Robertson, 48, has won six Super Rugby titles on the bounce and Gatland, who came up against ‘Razor’ in his previous role as Chiefs director of rugby, could face him on the international stage after calling on New Zealand Rugby to act swiftly to avoid missing out.

Robertson has made no secret of his international ambitions and has previously been linked with the England job with the RFU poised to reveal Eddie Jones’ future in the next 48 hours.

“There’s one person at the moment in New Zealand who’s been incredibly successful, in terms of Razor,” said Gatland at a press conference in Hamilton.

“And he deserves an opportunity, if they were going to make a change. You can’t deny his results, they just stick out like a sore thumb. That’s the way that I look at it, he’s an obvious choice.

“There’s only one standout person, and New Zealand should be doing everything they can to make sure they can secure his services long-term.”

Foster has come under increasing pressure after presiding over New Zealand’s first home series defeat in 27 years against Ireland, while also losing to Argentina at home and surrendering a 19-point lead at Twickenham to draw with England in 2022.

And Gatland warned the All Blacks they must start proactively planning for the future now and cannot wait until after the World Cup to decide the future of the team or they risk missing out on the sport’s top coaching talent.

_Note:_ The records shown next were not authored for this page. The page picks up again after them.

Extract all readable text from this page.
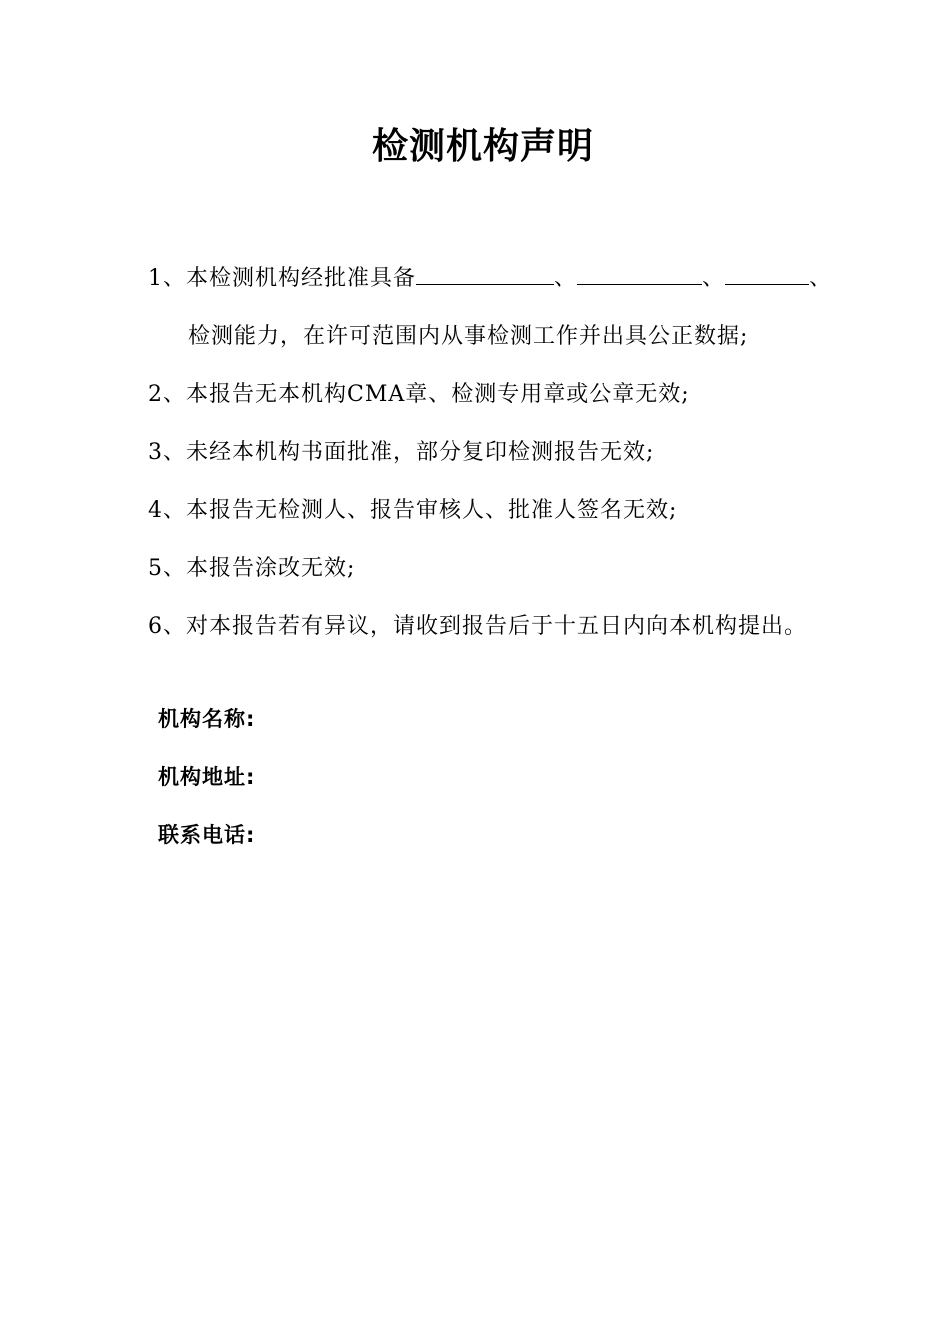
检测机构声明
1、本检测机构经批准具备	、	、	、
检测能力，在许可范围内从事检测工作并出具公正数据;
2、本报告无本机构CMA章、检测专用章或公章无效;
3、未经本机构书面批准，部分复印检测报告无效;
4、本报告无检测人、报告审核人、批准人签名无效;
5、本报告涂改无效;
6、对本报告若有异议，请收到报告后于十五日内向本机构提出。
机构名称:
机构地址:
联系电话:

He added: “Things have changed in world rugby, in the past, New Zealand would advertise for All Black positions and think that 30 coaches in the world are going to put their names forward, and then all of a sudden they realise, oh actually we’ve only got two people put their names forward, which is what happened last time.

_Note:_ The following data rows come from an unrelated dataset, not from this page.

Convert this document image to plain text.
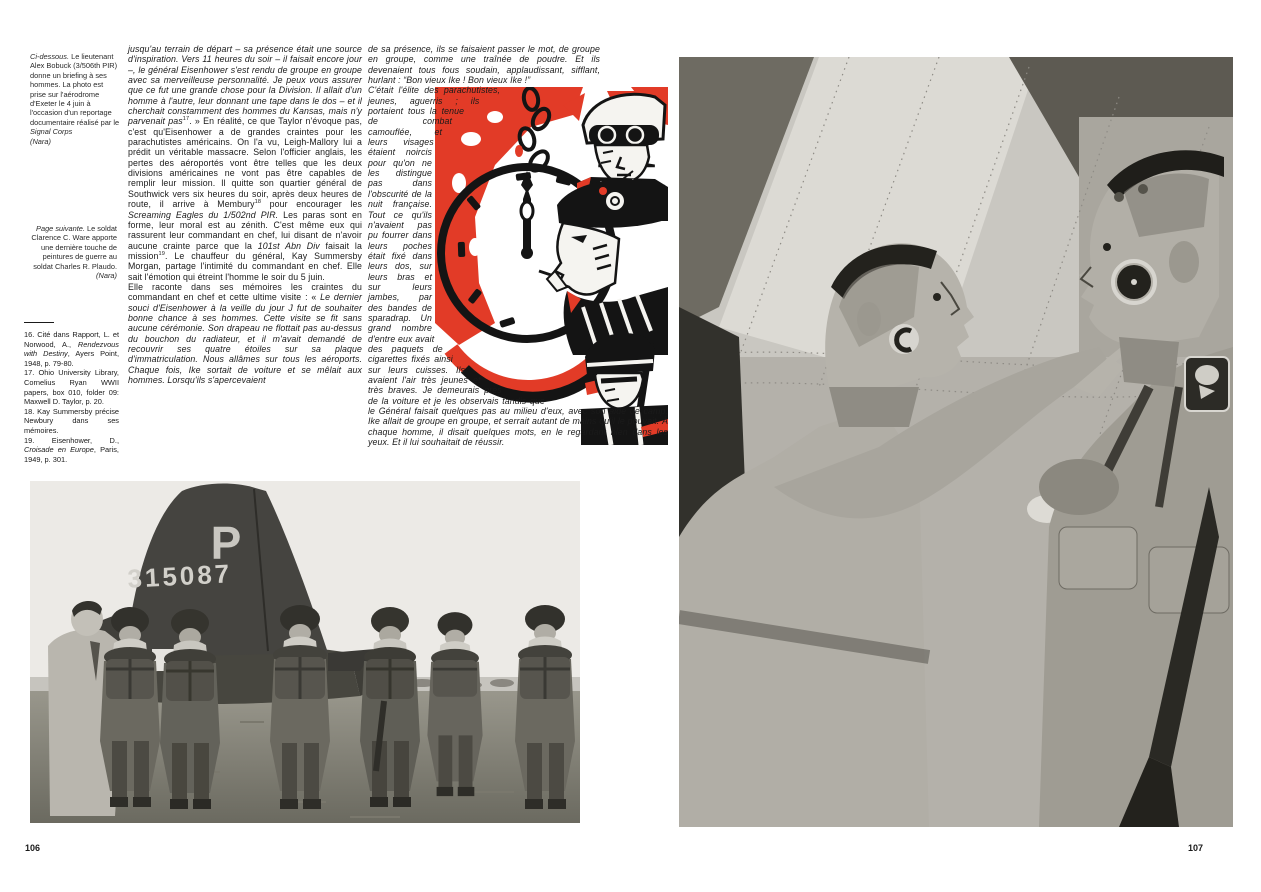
Ci-dessous. Le lieutenant Alex Bobuck (3/506th PIR) donne un briefing à ses hommes. La photo est prise sur l'aérodrome d'Exeter le 4 juin à l'occasion d'un reportage documentaire réalisé par le Signal Corps
(Nara)
Page suivante. Le soldat Clarence C. Ware apporte une dernière touche de peintures de guerre au soldat Charles R. Plaudo.
(Nara)

16. Cité dans Rapport, L. et Norwood, A., Rendezvous with Destiny, Ayers Point, 1948, p. 79-80.

17. Ohio University Library, Cornelius Ryan WWII papers, box 010, folder 09: Maxwell D. Taylor, p. 20.

18. Kay Summersby précise Newbury dans ses mémoires.

19. Eisenhower, D., Croisade en Europe, Paris, 1949, p. 301.

jusqu'au terrain de départ – sa présence était une source d'inspiration. Vers 11 heures du soir – il faisait encore jour –, le général Eisenhower s'est rendu de groupe en groupe avec sa merveilleuse personnalité. Je peux vous assurer que ce fut une grande chose pour la Division. Il allait d'un homme à l'autre, leur donnant une tape dans le dos – et il cherchait constamment des hommes du Kansas, mais n'y parvenait pas$^{17}$. » En réalité, ce que Taylor n'évoque pas, c'est qu'Eisenhower a de grandes craintes pour les parachutistes américains. On l'a vu, Leigh-Mallory lui a prédit un véritable massacre. Selon l'officier anglais, les pertes des aéroportés vont être telles que les deux divisions américaines ne vont pas être capables de remplir leur mission. Il quitte son quartier général de Southwick vers six heures du soir, après deux heures de route, il arrive à Membury$^{18}$ pour encourager les Screaming Eagles du 1/502nd PIR. Les paras sont en forme, leur moral est au zénith. C'est même eux qui rassurent leur commandant en chef, lui disant de n'avoir aucune crainte parce que la 101st Abn Div faisait la mission$^{19}$. Le chauffeur du général, Kay Summersby Morgan, partage l'intimité du commandant en chef. Elle sait l'émotion qui étreint l'homme le soir du 5 juin.

Elle raconte dans ses mémoires les craintes du commandant en chef et cette ultime visite : « Le dernier souci d'Eisenhower à la veille du jour J fut de souhaiter bonne chance à ses hommes. Cette visite se fit sans aucune cérémonie. Son drapeau ne flottait pas au-dessus du bouchon du radiateur, et il m'avait demandé de recouvrir ses quatre étoiles sur sa plaque d'immatriculation. Nous allâmes sur tous les aéroports. Chaque fois, Ike sortait de voiture et se mêlait aux hommes. Lorsqu'ils s'apercevaient

de sa présence, ils se faisaient passer le mot, de groupe en groupe, comme une traînée de poudre. Et ils devenaient tous fous soudain, applaudissant, sifflant, hurlant : “Bon vieux Ike ! Bon vieux Ike !”

C'était l'élite des parachutistes, jeunes, aguerris ; ils portaient tous la tenue de combat camouflée, et leurs visages étaient noircis pour qu'on ne les distingue pas dans l'obscurité de la nuit française. Tout ce qu'ils n'avaient pas pu fourrer dans leurs poches était fixé dans leurs dos, sur leurs bras et sur leurs jambes, par des bandes de sparadrap. Un grand nombre d'entre eux avait des paquets de cigarettes fixés ainsi sur leurs cuisses. Ils avaient l'air très jeunes et très braves. Je demeurais près de la voiture et je les observais tandis que le Général faisait quelques pas au milieu d'eux, avec son aide de camp. Ike allait de groupe en groupe, et serrait autant de mains qu'il le pouvait. À chaque homme, il disait quelques mots, en le regardant bien dans les yeux. Et il lui souhaitait de réussir.
P
315087
106	107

“So you’ve got to change your focus in terms of identifying the people that you want to talk to, you’ve got to keep that as confidential as possible, and that process should be starting now.

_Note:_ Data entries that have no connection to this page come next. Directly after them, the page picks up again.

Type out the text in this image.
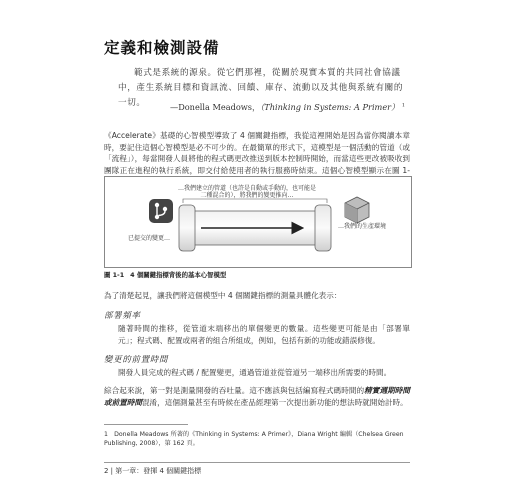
定義和檢測設備
範式是系統的源泉。從它們那裡，從關於現實本質的共同社會協議中，產生系統目標和資訊流、回饋、庫存、流動以及其他與系統有關的一切。	—Donella Meadows，（Thinking in Systems: A Primer） $^1$
《Accelerate》基礎的心智模型導致了 4 個關鍵指標，我從這裡開始是因為當你閱讀本章時，要記住這個心智模型是必不可少的。在最簡單的形式下，這模型是一個活動的管道（或「流程」），每當開發人員將他的程式碼更改推送到版本控制時開始，而當這些更改被吸收到團隊正在進程的執行系統，即交付給使用者的執行服務時結束。這個心智模型顯示在圖 1-
…我們建立的管道（也許是自動或手動的，也可能是二種混合的），將我們的變更推向…
已提交的變更…
…我們的生產環境
圖 1-1 4 個關鍵指標背後的基本心智模型
為了清楚起見，讓我們將這個模型中 4 個關鍵指標的測量具體化表示：
部署頻率
隨著時間的推移，從管道末端移出的單個變更的數量。這些變更可能是由「部署單元」；程式碼、配置或兩者的組合所組成，例如，包括有新的功能或錯誤修復。
變更的前置時間
開發人員完成的程式碼 / 配置變更，通過管道並從管道另一端移出所需要的時間。
綜合起來說，第一對是測量開發的吞吐量。這不應該與包括編寫程式碼時間的精實週期時間或前置時間混淆，這個測量甚至有時候在產品經理第一次提出新功能的想法時就開始計時。
1　Donella Meadows 所著的《Thinking in Systems: A Primer》，Diana Wright 編輯（Chelsea Green Publishing, 2008），第 162 頁。
2 | 第一章：發揮 4 個關鍵指標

“You can’t wait till after the World Cup and think people are going to come knocking on your door, because that doesn’t happen in professional sport.

“And that’s how other countries are doing it at the moment, they’re drawing up lists of a small number of candidates that they want to talk to over the next few months, and some of them are looking to make announcements early next year.”

The three-time British & Irish Lions head coach refused to be drawn on speculation that he was in the running to be the next England boss after agreeing to return to Wales, where he spent 12 successful years before leaving after guiding the team to a fourth-place finish at the 2019 World Cup.

Gatland said: “I’m not talking about the RFU, I’m here to talk about the Chiefs and Wales.”

However, the New Zealander did not rule out taking on the All Blacks job in the future if he returns to winning ways with Wales, insisting he does not plan things and will let nature take its course.

He explained: “I don’t have an agent, I don’t have a CV. So I’m a great believer in what will be, will be.

“Those opportunities come about from performance and results.”